The $150,000 statue of baseball legend Joe DiMaggio, which was abruptly removed from a plaza across the street from the closed National Italian American Sports Hall of Fame — leading to an uproar from some Little Italy residents — is now being housed in Elk Grove Village.
“We brought Joe back to his creator to be refurbished,” said attorney Enrico Mirabelli, who serves as general counsel for the Hall of Fame, which has owned the statue since 1991.
“The great DiMaggio is not in hiding. He is being housed at the statue’s birthplace,” he said.

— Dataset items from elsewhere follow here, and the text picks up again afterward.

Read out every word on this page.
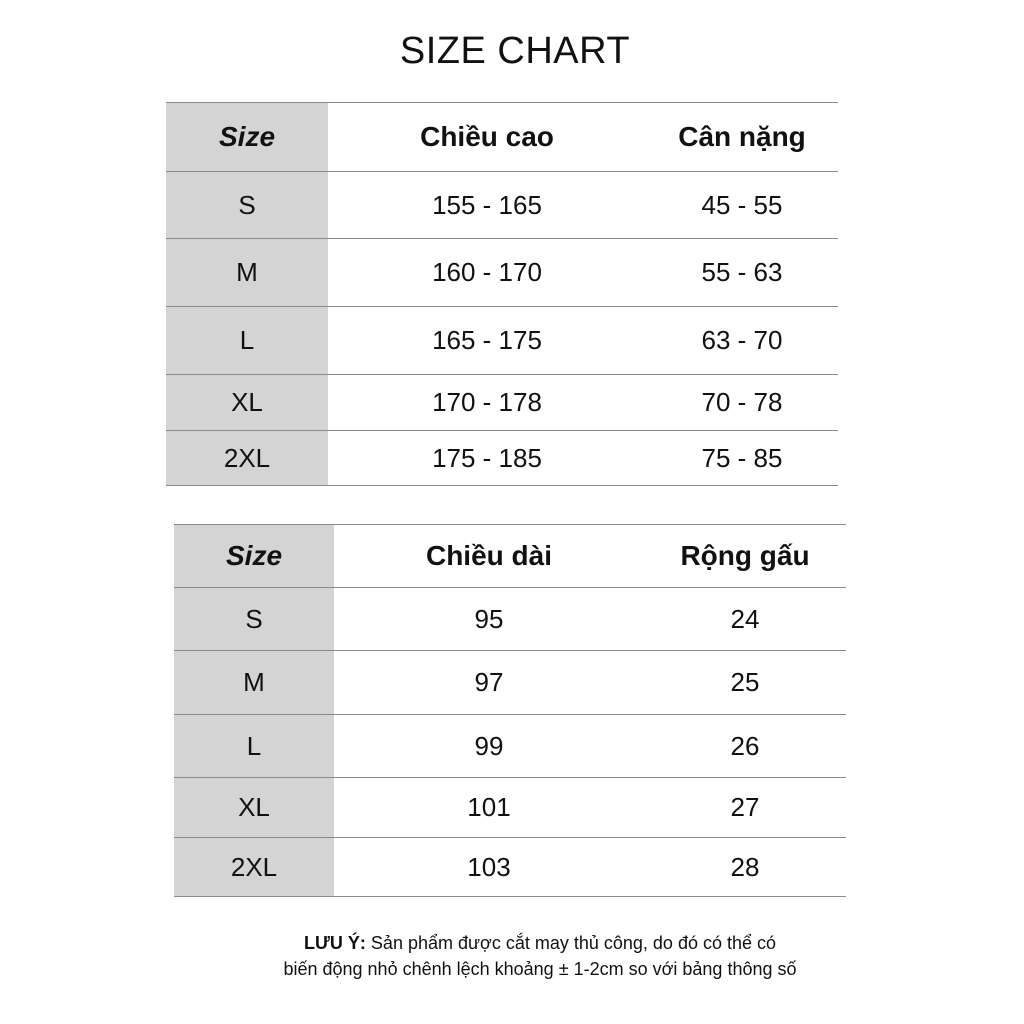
SIZE CHART
Size	Chiều cao	Cân nặng
S	155 - 165	45 - 55
M	160 - 170	55 - 63
L	165 - 175	63 - 70
XL	170 - 178	70 - 78
2XL	175 - 185	75 - 85
Size	Chiều dài	Rộng gấu
S	95	24
M	97	25
L	99	26
XL	101	27
2XL	103	28
LƯU Ý: Sản phẩm được cắt may thủ công, do đó có thể có
biến động nhỏ chênh lệch khoảng ± 1-2cm so với bảng thông số
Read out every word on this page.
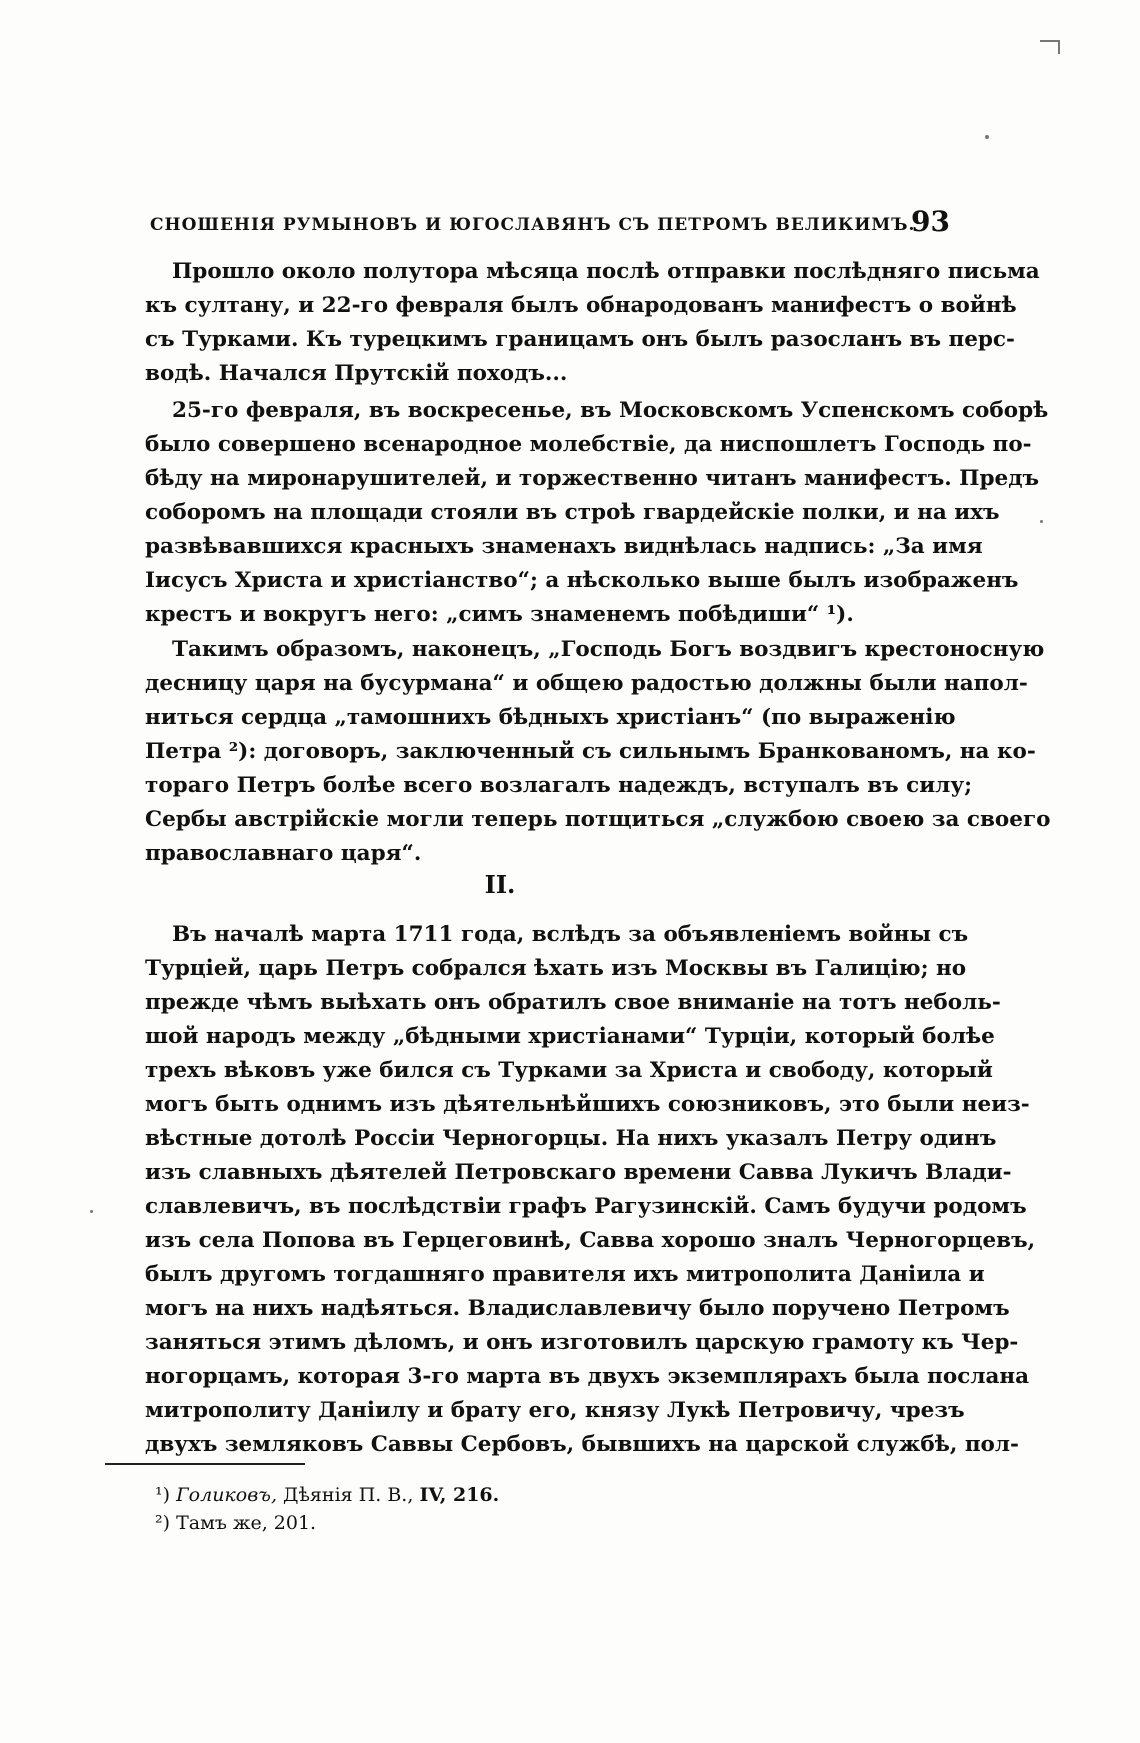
СНОШЕНІЯ РУМЫНОВЪ И ЮГОСЛАВЯНЪ СЪ ПЕТРОМЪ ВЕЛИКИМЪ.
93
Прошло около полутора мѣсяца послѣ отправки послѣдняго письма
къ султану, и 22-го февраля былъ обнародованъ манифестъ о войнѣ
съ Турками. Къ турецкимъ границамъ онъ былъ разосланъ въ перс-
водѣ. Начался Прутскій походъ...
25-го февраля, въ воскресенье, въ Московскомъ Успенскомъ соборѣ
было совершено всенародное молебствіе, да ниспошлетъ Господь по-
бѣду на миронарушителей, и торжественно читанъ манифестъ. Предъ
соборомъ на площади стояли въ строѣ гвардейскіе полки, и на ихъ
развѣвавшихся красныхъ знаменахъ виднѣлась надпись: „За имя
Іисусъ Христа и христіанство“; а нѣсколько выше былъ изображенъ
крестъ и вокругъ него: „симъ знаменемъ побѣдиши“ ¹).
Такимъ образомъ, наконецъ, „Господь Богъ воздвигъ крестоносную
десницу царя на бусурмана“ и общею радостью должны были напол-
ниться сердца „тамошнихъ бѣдныхъ христіанъ“ (по выраженію
Петра ²): договоръ, заключенный съ сильнымъ Бранкованомъ, на ко-
тораго Петръ болѣе всего возлагалъ надеждъ, вступалъ въ силу;
Сербы австрійскіе могли теперь потщиться „службою своею за своего
православнаго царя“.
II.
Въ началѣ марта 1711 года, вслѣдъ за объявленіемъ войны съ
Турціей, царь Петръ собрался ѣхать изъ Москвы въ Галицію; но
прежде чѣмъ выѣхать онъ обратилъ свое вниманіе на тотъ неболь-
шой народъ между „бѣдными христіанами“ Турціи, который болѣе
трехъ вѣковъ уже бился съ Турками за Христа и свободу, который
могъ быть однимъ изъ дѣятельнѣйшихъ союзниковъ, это были неиз-
вѣстные дотолѣ Россіи Черногорцы. На нихъ указалъ Петру одинъ
изъ славныхъ дѣятелей Петровскаго времени Савва Лукичъ Влади-
славлевичъ, въ послѣдствіи графъ Рагузинскій. Самъ будучи родомъ
изъ села Попова въ Герцеговинѣ, Савва хорошо зналъ Черногорцевъ,
былъ другомъ тогдашняго правителя ихъ митрополита Даніила и
могъ на нихъ надѣяться. Владиславлевичу было поручено Петромъ
заняться этимъ дѣломъ, и онъ изготовилъ царскую грамоту къ Чер-
ногорцамъ, которая 3-го марта въ двухъ экземплярахъ была послана
митрополиту Даніилу и брату его, князу Лукѣ Петровичу, чрезъ
двухъ земляковъ Саввы Сербовъ, бывшихъ на царской службѣ, пол-
¹) Голиковъ, Дѣянія П. В., IV, 216.
²) Тамъ же, 201.
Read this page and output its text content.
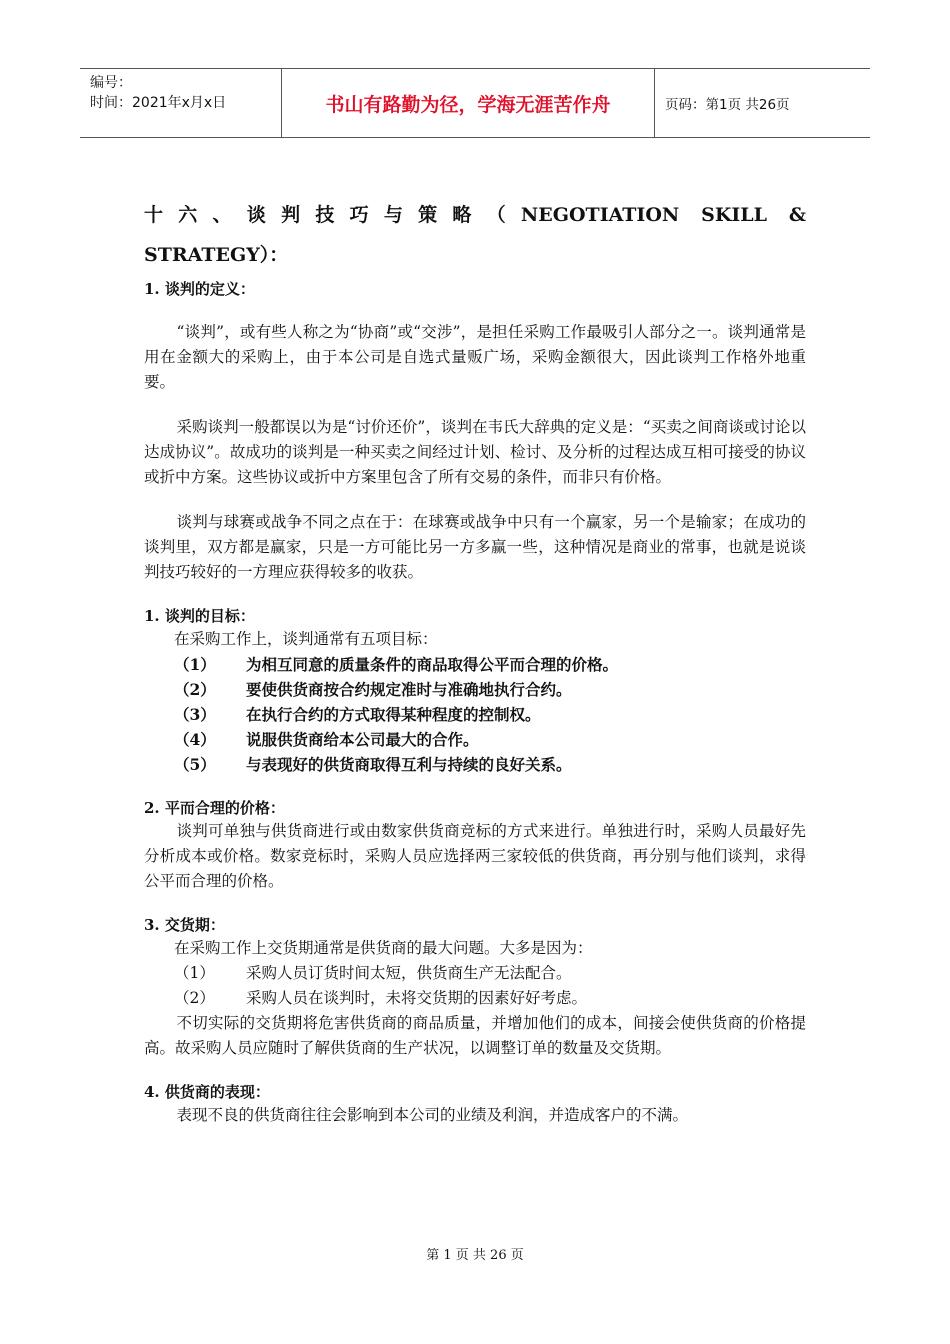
编号：
时间：2021年x月x日	书山有路勤为径，学海无涯苦作舟	页码：第1页 共26页
十六、谈判技巧与策略（NEGOTIATION SKILL &
STRATEGY）：
1. 谈判的定义：
“谈判”，或有些人称之为“协商”或“交涉”，是担任采购工作最吸引人部分之一。谈判通常是用在金额大的采购上，由于本公司是自选式量贩广场，采购金额很大，因此谈判工作格外地重要。
采购谈判一般都误以为是“讨价还价”，谈判在韦氏大辞典的定义是：“买卖之间商谈或讨论以达成协议”。故成功的谈判是一种买卖之间经过计划、检讨、及分析的过程达成互相可接受的协议或折中方案。这些协议或折中方案里包含了所有交易的条件，而非只有价格。
谈判与球赛或战争不同之点在于：在球赛或战争中只有一个赢家，另一个是输家；在成功的谈判里，双方都是赢家，只是一方可能比另一方多赢一些，这种情况是商业的常事，也就是说谈判技巧较好的一方理应获得较多的收获。
1. 谈判的目标：
在采购工作上，谈判通常有五项目标：
（1）	为相互同意的质量条件的商品取得公平而合理的价格。
（2）	要使供货商按合约规定准时与准确地执行合约。
（3）	在执行合约的方式取得某种程度的控制权。
（4）	说服供货商给本公司最大的合作。
（5）	与表现好的供货商取得互利与持续的良好关系。
2. 平而合理的价格：
谈判可单独与供货商进行或由数家供货商竞标的方式来进行。单独进行时，采购人员最好先分析成本或价格。数家竞标时，采购人员应选择两三家较低的供货商，再分别与他们谈判，求得公平而合理的价格。
3. 交货期：
在采购工作上交货期通常是供货商的最大问题。大多是因为：
（1）	采购人员订货时间太短，供货商生产无法配合。
（2）	采购人员在谈判时，未将交货期的因素好好考虑。
不切实际的交货期将危害供货商的商品质量，并增加他们的成本，间接会使供货商的价格提高。故采购人员应随时了解供货商的生产状况，以调整订单的数量及交货期。
4. 供货商的表现：
表现不良的供货商往往会影响到本公司的业绩及利润，并造成客户的不满。
第 1 页 共 26 页
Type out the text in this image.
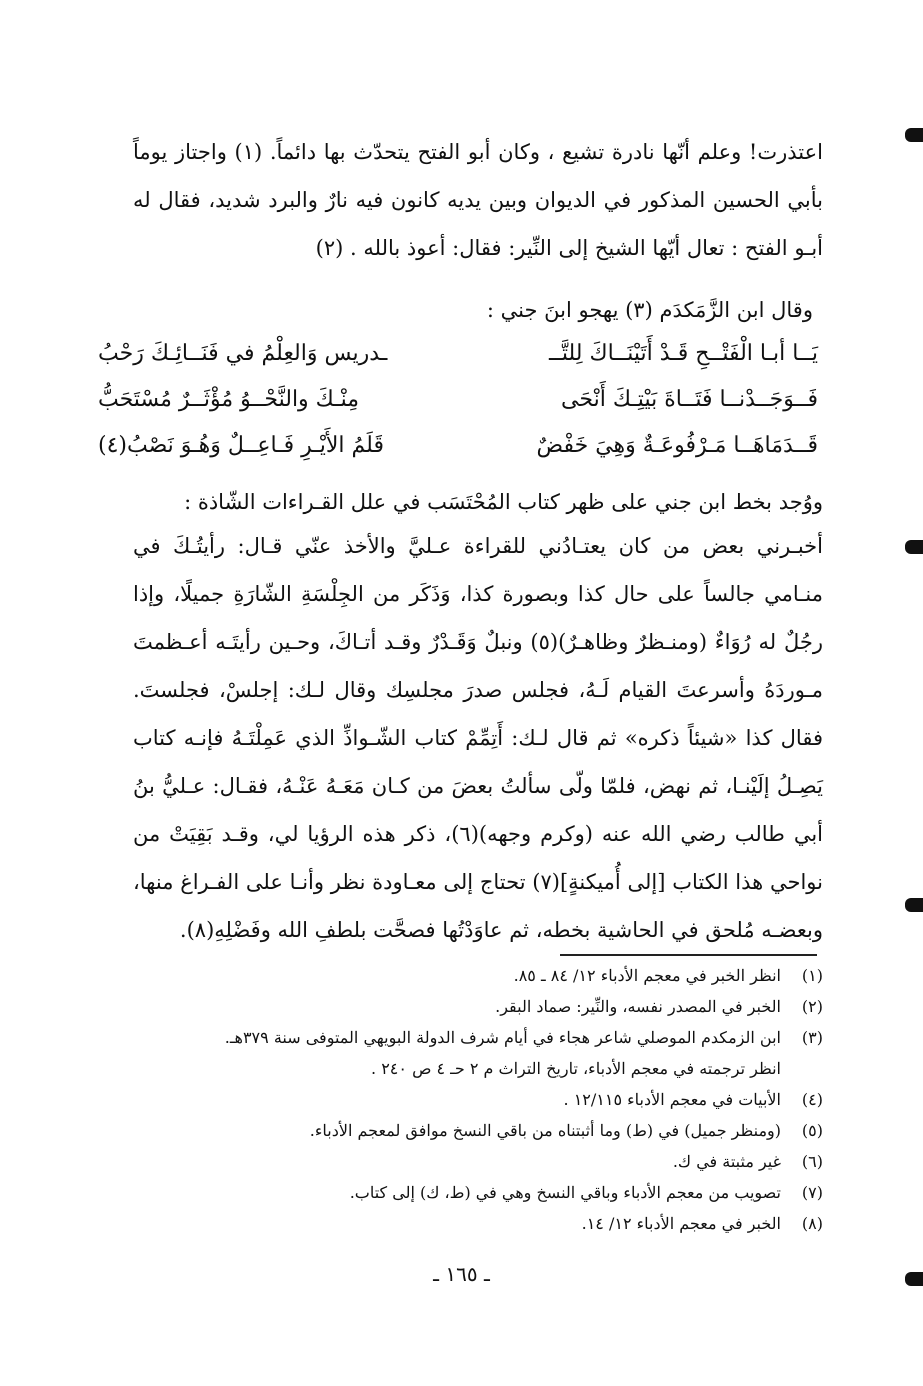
اعتذرت! وعلم أنّها نادرة تشيع ، وكان أبو الفتح يتحدّث بها دائماً. (١) واجتاز يوماً بأبي الحسين المذكور في الديوان وبين يديه كانون فيه نارٌ والبرد شديد، فقال له أبـو الفتح : تعال أيّها الشيخ إلى النِّير: فقال: أعوذ بالله . (٢)
وقال ابن الزَّمَكدَم (٣) يهجو ابنَ جني :
يَــا أبـا الْفَتْــحِ قَـدْ أَتَيْنَــاكَ لِلتَّــ
ـدريس وَالعِلْمُ في فَنَــائِـكَ رَحْبُ
فَــوَجَــدْنــا فَتَــاةَ بَيْتِـكَ أَنْحَى
مِنْـكَ والنَّحْــوُ مُؤْثَــرٌ مُسْتَحَبُّ
قَــدَمَاهَــا مَـرْفُوعَـةٌ وَهِيَ خَفْضٌ
قَلَمُ الأَيْـرِ فَـاعِــلٌ وَهُـوَ نَصْبُ(٤)
ووُجد بخط ابن جني على ظهر كتاب المُحْتَسَب في علل القـراءات الشّاذة :
أخبـرني بعض من كان يعتـادُني للقراءة عـليَّ والأخذ عنّي قـال: رأيتُـكَ في منـامي جالساً على حال كذا وبصورة كذا، وَذَكَر من الجِلْسَةِ الشّارَةِ جميلًا، وإذا رجُلٌ له رُوَاءٌ (ومنـظرٌ وظاهـرٌ)(٥) ونبلٌ وَقَـدْرٌ وقـد أتـاكَ، وحـين رأيتَـه أعـظمتَ مـوردَهُ وأسرعتَ القيام لَـهُ، فجلس صدرَ مجلسِك وقال لـك: إجلسْ، فجلستَ. فقال كذا «شيئاً ذكره» ثم قال لـك: أَتِمِّمْ كتاب الشّـواذِّ الذي عَمِلْتَـهُ فإنـه كتاب يَصِـلُ إلَيْنـا، ثم نهض، فلمّا ولّى سألتُ بعضَ من كـان مَعَـهُ عَنْـهُ، فقـال: عـليُّ بنُ أبي طالب رضي الله عنه (وكرم وجهه)(٦)، ذكر هذه الرؤيا لي، وقـد بَقِيَتْ من نواحي هذا الكتاب [إلى أُميكنةٍ](٧) تحتاج إلى معـاودة نظر وأنـا على الفـراغ منها، وبعضـه مُلحق في الحاشية بخطه، ثم عاوَدْتُها فصحَّت بلطفِ الله وفَضْلِهِ(٨).
(١)
انظر الخبر في معجم الأدباء ١٢/ ٨٤ ـ ٨٥.
(٢)
الخبر في المصدر نفسه، والنِّير: صماد البقر.
(٣)
ابن الزمكدم الموصلي شاعر هجاء في أيام شرف الدولة البويهي المتوفى سنة ٣٧٩هـ.
انظر ترجمته في معجم الأدباء، تاريخ التراث م ٢ حـ ٤ ص ٢٤٠ .
(٤)
الأبيات في معجم الأدباء ١٢/١١٥ .
(٥)
(ومنظر جميل) في (ط) وما أثبتناه من باقي النسخ موافق لمعجم الأدباء.
(٦)
غير مثبتة في ك.
(٧)
تصويب من معجم الأدباء وباقي النسخ وهي في (ط، ك) إلى كتاب.
(٨)
الخبر في معجم الأدباء ١٢/ ١٤.
ـ ١٦٥ ـ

“It is safe. No one is stealing it.”
Meanwhile, the Little Italy Chicago Neighborhood Association is asking for an accounting on whether the Hall of Fame has proof they own the statue that has been on Taylor Street for two decades.
Mirabelli’s response: “We own it but I am now intent on looking for the bill of sale.”
LICNA President Joe Esposito stated in a press release Friday, “Should NIASHF prove ownership of the statue, then it is their right to remove it, although their method of removal was inconsiderate to the community that has been its home for 20 years.”
Not to mention the city constructed a piazza with two fountains, and erected plaques and a pedestal specifically built to hold the statue. A dedication ceremony was attended by DiMaggio and Muhammad Ali.
Resident John Weidel, who took video of the statue being taken away last Friday, said the move was “a low blow” to the neighborhood.
The statue, part of the Hall of Fame’s memorabilia collection, is part of ongoing negotiations over plans to relocate the museum to Rosemont — but with “a special, new incentive,” Mirabelli told Sneed.
“There could be a new Joe DiMaggio restaurant located next to the Hall of Fame and the statue,” he said.
“We’ve received assurances from the attorney for Joe DiMaggio’s estate we could build one. The one in San Francisco no longer exists.”
Mirabelli, who is also a museum trustee, remembers chatting with DiMaggio in 1998 at the 50th anniversary of their Hall of Fame.
“The man had an amazing memory!”
“He remembered every minute of a baseball game 50 years earlier in 1938 or 39, when he was struck out by a curveball … and he recalled every pitchout and every play!
“And, no, we didn’t talk about Marilyn Monroe,” said Mirabelli, referring to DiMaggio’s legendary ex-wife.